Volker Kutscher – Moabit (Hörspiel als Vorgeschichte zu 'Babylon Berlin')
Ab 10. September 2026 soll die finale Staffel von 'Babylon Berlin' online in der ARD-Mediathek verfügbar sein. Da passt es doch ganz gut, dass bei 'ARD sounds' das Hörspiel von 2018 zur Vorgeschichte der sympatischen „Ermittlerin“ Charlotte Ritter (gesprochen von Marleen Lohse) noch einmal wiederveröffentlicht wurde. Auch wenn die Inhalte etwas von der Serie abweichen, wird auch hier die Stimmung der wilden Zwanziger glänzend eingefangen: „Ein Tag Hörspiel wie Gold!“

Christian Ritter (gesprochen von Robert Gallinowski), der Vater von Charlotte, arbeitet als Oberaufseher im Gefängnis Moabit. Dort sitzt gerade Adolf Winkler (gesprochen von Arved Birnbaum) ein. Als Ritter den Chef des Ringvereins Berolina vor einem Mordanschlag im Knast rettet, nimmt eine verhängnisvolle Geschichte ihren Lauf, der auch das Leben von Charly verändert...
Alte Bekannte, wa?
Wer sich an die Verfilmung des ersten Romans erinnert, wird sich vielleicht über einige Abweichungen wundern. Zum Beispiel taucht hier auch Greta (gesprochen von Lisa Hrdina) als Charlottes Freundin auf.

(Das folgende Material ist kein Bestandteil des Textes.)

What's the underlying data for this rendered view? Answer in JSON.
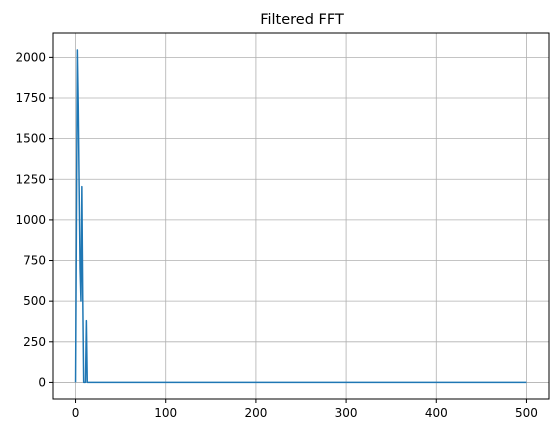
{
  "chart_data": {
    "type": "line",
    "title": "Filtered FFT",
    "xlabel": "",
    "ylabel": "",
    "xlim": [
      -25,
      525
    ],
    "ylim": [
      -102,
      2150
    ],
    "grid": true,
    "x_ticks": [
      0,
      100,
      200,
      300,
      400,
      500
    ],
    "y_ticks": [
      0,
      250,
      500,
      750,
      1000,
      1250,
      1500,
      1750,
      2000
    ],
    "series": [
      {
        "color": "#1f77b4",
        "points": [
          [
            0,
            0
          ],
          [
            1,
            1000
          ],
          [
            2,
            2045
          ],
          [
            3,
            1700
          ],
          [
            4,
            1200
          ],
          [
            5,
            700
          ],
          [
            6,
            500
          ],
          [
            7,
            1205
          ],
          [
            8,
            520
          ],
          [
            9,
            0
          ],
          [
            10,
            0
          ],
          [
            11,
            0
          ],
          [
            12,
            380
          ],
          [
            13,
            0
          ],
          [
            14,
            0
          ],
          [
            20,
            0
          ],
          [
            50,
            0
          ],
          [
            100,
            0
          ],
          [
            200,
            0
          ],
          [
            300,
            0
          ],
          [
            400,
            0
          ],
          [
            500,
            0
          ]
        ]
      }
    ]
  }
}
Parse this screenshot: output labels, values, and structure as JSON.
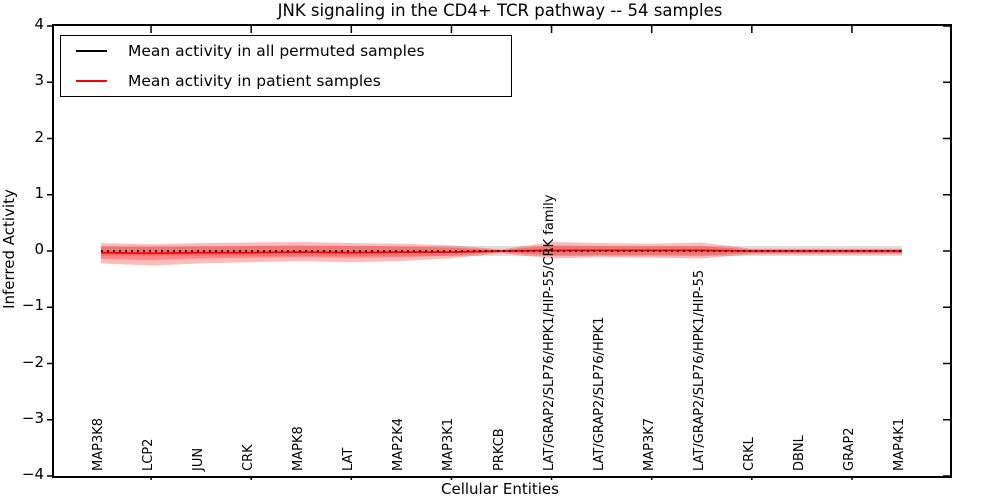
{
  "legend": {
    "position": "upper left",
    "items": [
      {
        "label": "Mean activity in all permuted samples",
        "color": "#000000"
      },
      {
        "label": "Mean activity in patient samples",
        "color": "#ff0000"
      }
    ]
  },
  "chart_data": {
    "type": "line",
    "title": "JNK signaling in the CD4+ TCR pathway -- 54 samples",
    "xlabel": "Cellular Entities",
    "ylabel": "Inferred Activity",
    "ylim": [
      -4,
      4
    ],
    "yticks": [
      4,
      3,
      2,
      1,
      0,
      -1,
      -2,
      -3,
      -4
    ],
    "grid": false,
    "legend_position": "upper left",
    "categories": [
      "MAP3K8",
      "LCP2",
      "JUN",
      "CRK",
      "MAPK8",
      "LAT",
      "MAP2K4",
      "MAP3K1",
      "PRKCB",
      "LAT/GRAP2/SLP76/HPK1/HIP-55/CRK family",
      "LAT/GRAP2/SLP76/HPK1",
      "MAP3K7",
      "LAT/GRAP2/SLP76/HPK1/HIP-55",
      "CRKL",
      "DBNL",
      "GRAP2",
      "MAP4K1"
    ],
    "series": [
      {
        "name": "Mean activity in all permuted samples",
        "color": "#000000",
        "style": "dotted",
        "values": [
          0,
          0,
          0,
          0,
          0,
          0,
          0,
          0,
          0,
          0,
          0,
          0,
          0,
          0,
          0,
          0,
          0
        ]
      },
      {
        "name": "Mean activity in patient samples",
        "color": "#ff0000",
        "style": "solid",
        "values": [
          -0.03,
          -0.04,
          -0.03,
          -0.03,
          -0.02,
          -0.03,
          -0.02,
          -0.02,
          0.0,
          0.01,
          0.01,
          0.01,
          0.01,
          0.0,
          0.0,
          0.0,
          0.0
        ]
      }
    ],
    "bands": [
      {
        "name": "permuted-samples-band",
        "color": "rgba(0,0,0,0.13)",
        "upper": [
          0.09,
          0.09,
          0.09,
          0.09,
          0.09,
          0.09,
          0.09,
          0.09,
          0.09,
          0.09,
          0.09,
          0.09,
          0.09,
          0.09,
          0.09,
          0.09,
          0.09
        ],
        "lower": [
          -0.09,
          -0.09,
          -0.09,
          -0.09,
          -0.09,
          -0.09,
          -0.09,
          -0.09,
          -0.09,
          -0.09,
          -0.09,
          -0.09,
          -0.09,
          -0.09,
          -0.09,
          -0.09,
          -0.09
        ]
      },
      {
        "name": "patient-band-outer",
        "color": "rgba(255,0,0,0.27)",
        "upper": [
          0.14,
          0.12,
          0.14,
          0.15,
          0.16,
          0.14,
          0.13,
          0.1,
          0.03,
          0.16,
          0.14,
          0.13,
          0.15,
          0.04,
          0.04,
          0.04,
          0.04
        ],
        "lower": [
          -0.22,
          -0.26,
          -0.22,
          -0.2,
          -0.18,
          -0.2,
          -0.18,
          -0.13,
          -0.04,
          -0.13,
          -0.11,
          -0.12,
          -0.13,
          -0.06,
          -0.06,
          -0.06,
          -0.06
        ]
      },
      {
        "name": "patient-band-inner",
        "color": "rgba(255,0,0,0.27)",
        "upper": [
          0.08,
          0.07,
          0.08,
          0.09,
          0.1,
          0.09,
          0.08,
          0.06,
          0.015,
          0.1,
          0.09,
          0.08,
          0.09,
          0.025,
          0.025,
          0.025,
          0.025
        ],
        "lower": [
          -0.14,
          -0.16,
          -0.13,
          -0.12,
          -0.11,
          -0.12,
          -0.11,
          -0.08,
          -0.02,
          -0.08,
          -0.07,
          -0.07,
          -0.08,
          -0.04,
          -0.04,
          -0.04,
          -0.04
        ]
      }
    ]
  }
}
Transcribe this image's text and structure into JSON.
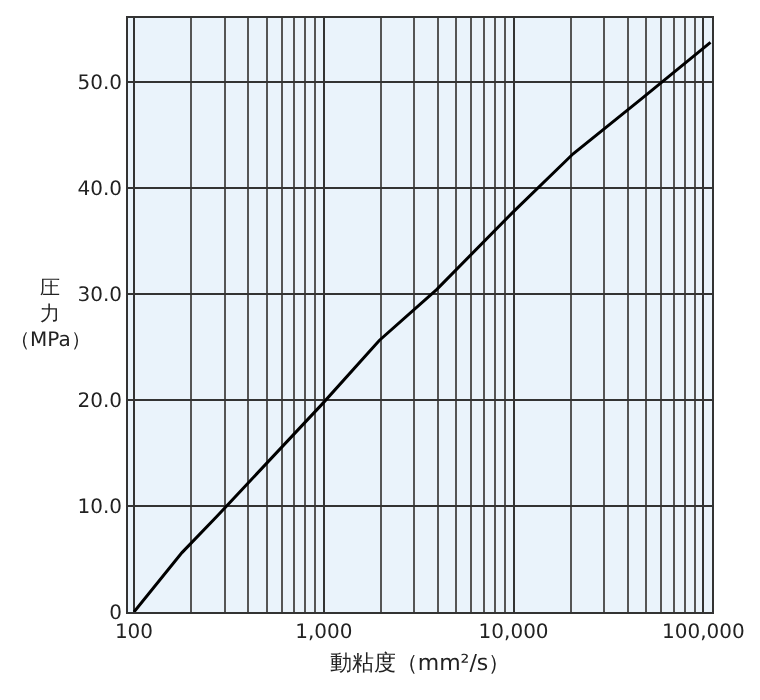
{
  "chart_data": {
    "type": "line",
    "xlabel": "動粘度（mm²/s）",
    "ylabel": "圧力（MPa）",
    "log": "x",
    "x": [
      100,
      179,
      273,
      980,
      1960,
      3930,
      9930,
      20600,
      46600,
      109000
    ],
    "series": [
      {
        "color": "#000000",
        "values": [
          0,
          5.6,
          9.0,
          19.6,
          25.6,
          30.4,
          37.7,
          43.2,
          48.3,
          53.7
        ]
      }
    ],
    "xlim": [
      93,
      111000
    ],
    "xticks": [
      {
        "value": 100,
        "label": "100"
      },
      {
        "value": 1000,
        "label": "1,000"
      },
      {
        "value": 10000,
        "label": "10,000"
      },
      {
        "value": 100000,
        "label": "100,000"
      }
    ],
    "ylim": [
      0,
      56
    ],
    "yticks": [
      0,
      {
        "value": 10,
        "label": "10.0"
      },
      {
        "value": 20,
        "label": "20.0"
      },
      {
        "value": 30,
        "label": "30.0"
      },
      {
        "value": 40,
        "label": "40.0"
      },
      {
        "value": 50,
        "label": "50.0"
      }
    ],
    "grid": true,
    "legend": false,
    "marker": "none",
    "line_style": "solid"
  }
}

Ein Liedtext von Claire Waldoff, den sie mit Charly trällert, scheint dabei ihr selbstbewusstes Auftreten zu spiegeln: „O wie praktisch, o wie praktisch – ist die Berlinerin./ Heut’ ist schon jeder Backfisch, jeder Backfisch – eine Verdienerin.“
Allerdings wird Gretas Leben hier ganz anders beschrieben, obwohl diese Vorgeschichte 2017 ungefähr zeitgleich mit der Veröffentlichung der ersten TV-Staffel als Buch im Galiani-Verlag mit Zeichnungen von Kat Menschik herausgegeben wurde.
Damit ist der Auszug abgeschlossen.